You may have some money, which you would want to invest and keep it for your old days and your close friends are asking you to put your money in saving bonds but you have no idea what are saving bonds. Saving bonds are an interest-bearing bonds that are issued by the federal government of the United States. Saving bonds are different from other bonds because it is not traded in the securities markets and it is not transferable once purchased. More often than not, these saving bonds are sold at lower than their face value, allowing interest to accrue over a period.
Saving bonds represent government obligations and it is considered as the safest investment in the world, which have a very low risk. Although their rate of return tend to fluctuates depending on the interest rates and inflation data, it is still one of the favorite investment option for people who are afraid of risks.
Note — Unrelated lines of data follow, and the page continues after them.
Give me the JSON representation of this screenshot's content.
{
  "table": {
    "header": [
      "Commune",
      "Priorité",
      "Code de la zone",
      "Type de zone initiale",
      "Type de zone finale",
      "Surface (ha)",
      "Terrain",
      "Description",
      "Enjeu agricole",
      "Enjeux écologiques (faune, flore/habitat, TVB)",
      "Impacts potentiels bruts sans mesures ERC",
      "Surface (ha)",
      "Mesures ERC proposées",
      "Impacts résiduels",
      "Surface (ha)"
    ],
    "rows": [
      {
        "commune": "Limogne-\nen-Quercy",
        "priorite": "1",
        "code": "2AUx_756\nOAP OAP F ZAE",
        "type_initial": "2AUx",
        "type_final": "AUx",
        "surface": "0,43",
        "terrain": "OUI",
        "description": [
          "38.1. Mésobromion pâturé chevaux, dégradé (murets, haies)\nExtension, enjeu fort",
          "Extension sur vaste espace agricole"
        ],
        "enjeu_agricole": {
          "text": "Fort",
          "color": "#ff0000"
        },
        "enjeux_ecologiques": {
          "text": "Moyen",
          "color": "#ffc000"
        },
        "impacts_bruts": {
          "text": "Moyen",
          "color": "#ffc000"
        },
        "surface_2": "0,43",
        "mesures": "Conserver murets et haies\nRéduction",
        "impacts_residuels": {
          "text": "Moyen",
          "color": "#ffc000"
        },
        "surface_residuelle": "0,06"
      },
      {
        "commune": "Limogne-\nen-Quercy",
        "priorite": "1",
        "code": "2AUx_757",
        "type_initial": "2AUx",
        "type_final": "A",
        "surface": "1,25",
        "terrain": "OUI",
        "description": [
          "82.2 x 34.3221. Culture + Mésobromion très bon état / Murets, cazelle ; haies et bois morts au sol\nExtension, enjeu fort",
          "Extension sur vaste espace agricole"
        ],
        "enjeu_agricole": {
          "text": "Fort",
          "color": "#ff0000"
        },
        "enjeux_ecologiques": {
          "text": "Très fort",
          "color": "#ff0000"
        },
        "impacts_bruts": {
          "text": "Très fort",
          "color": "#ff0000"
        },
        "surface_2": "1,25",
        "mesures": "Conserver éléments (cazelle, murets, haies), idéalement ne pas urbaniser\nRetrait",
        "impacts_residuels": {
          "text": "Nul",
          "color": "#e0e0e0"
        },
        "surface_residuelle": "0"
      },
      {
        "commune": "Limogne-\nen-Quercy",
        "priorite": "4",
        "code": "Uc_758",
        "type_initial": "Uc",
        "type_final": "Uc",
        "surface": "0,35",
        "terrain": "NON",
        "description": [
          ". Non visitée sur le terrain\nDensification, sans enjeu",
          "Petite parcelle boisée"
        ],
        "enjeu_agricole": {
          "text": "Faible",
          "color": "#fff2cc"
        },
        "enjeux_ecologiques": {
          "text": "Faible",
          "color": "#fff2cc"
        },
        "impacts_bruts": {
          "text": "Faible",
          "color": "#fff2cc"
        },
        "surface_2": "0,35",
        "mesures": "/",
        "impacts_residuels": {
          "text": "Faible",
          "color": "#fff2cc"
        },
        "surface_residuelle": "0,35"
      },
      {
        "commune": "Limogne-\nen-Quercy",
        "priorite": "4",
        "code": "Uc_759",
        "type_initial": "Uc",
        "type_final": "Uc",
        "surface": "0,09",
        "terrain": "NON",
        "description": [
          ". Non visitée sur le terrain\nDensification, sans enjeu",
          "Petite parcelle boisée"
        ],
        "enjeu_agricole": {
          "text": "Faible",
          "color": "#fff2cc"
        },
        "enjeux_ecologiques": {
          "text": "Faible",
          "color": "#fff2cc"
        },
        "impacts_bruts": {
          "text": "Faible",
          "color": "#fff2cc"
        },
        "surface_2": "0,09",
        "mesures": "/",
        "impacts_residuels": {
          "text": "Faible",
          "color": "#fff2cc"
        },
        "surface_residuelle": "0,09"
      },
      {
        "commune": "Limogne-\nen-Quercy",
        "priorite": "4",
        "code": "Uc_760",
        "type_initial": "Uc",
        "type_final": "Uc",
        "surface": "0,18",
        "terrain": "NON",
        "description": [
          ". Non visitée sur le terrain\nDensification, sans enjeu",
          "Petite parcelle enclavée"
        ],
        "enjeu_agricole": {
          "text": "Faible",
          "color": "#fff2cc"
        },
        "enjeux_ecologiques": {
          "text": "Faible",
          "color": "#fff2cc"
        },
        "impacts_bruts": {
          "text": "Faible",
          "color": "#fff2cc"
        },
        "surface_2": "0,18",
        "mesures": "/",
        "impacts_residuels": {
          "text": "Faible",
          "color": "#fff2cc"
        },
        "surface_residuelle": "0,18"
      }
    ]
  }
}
The saving bonds were created by the United States government in order to finance America involvement in World War I. There are two types of savings bonds that are still available up until today. They are the series EE and series I bonds. The series EE pass a rate of interest that varies periodically. It is calculated as 90% of the average yield on five-year treasury securities for the past six months. Every six months, the average yield of a five-year treasury security will be calculated, if the result comes out to five percent, the new yield on series EE bonds would be 90% of that.
Ever since May 2005, the series EE bonds now pay a fixed rate of interest. The series EE bonds can only be purchased by an individual and not by any investment or financial organization. The interests of saving in the bonds will be calculated monthly and it will not be paid until the bond is redeemable, which is the time when the interest becomes taxable.
The series I bonds on the other hand are the more popular bonds that is commonly issued by the government. Their yield fluctuates but it is based partly on inflation rather than interest rates. The other part of interest paid on series I bond is a fixed rate that stay constant over the lifetime of the bond until you redeem the bonds.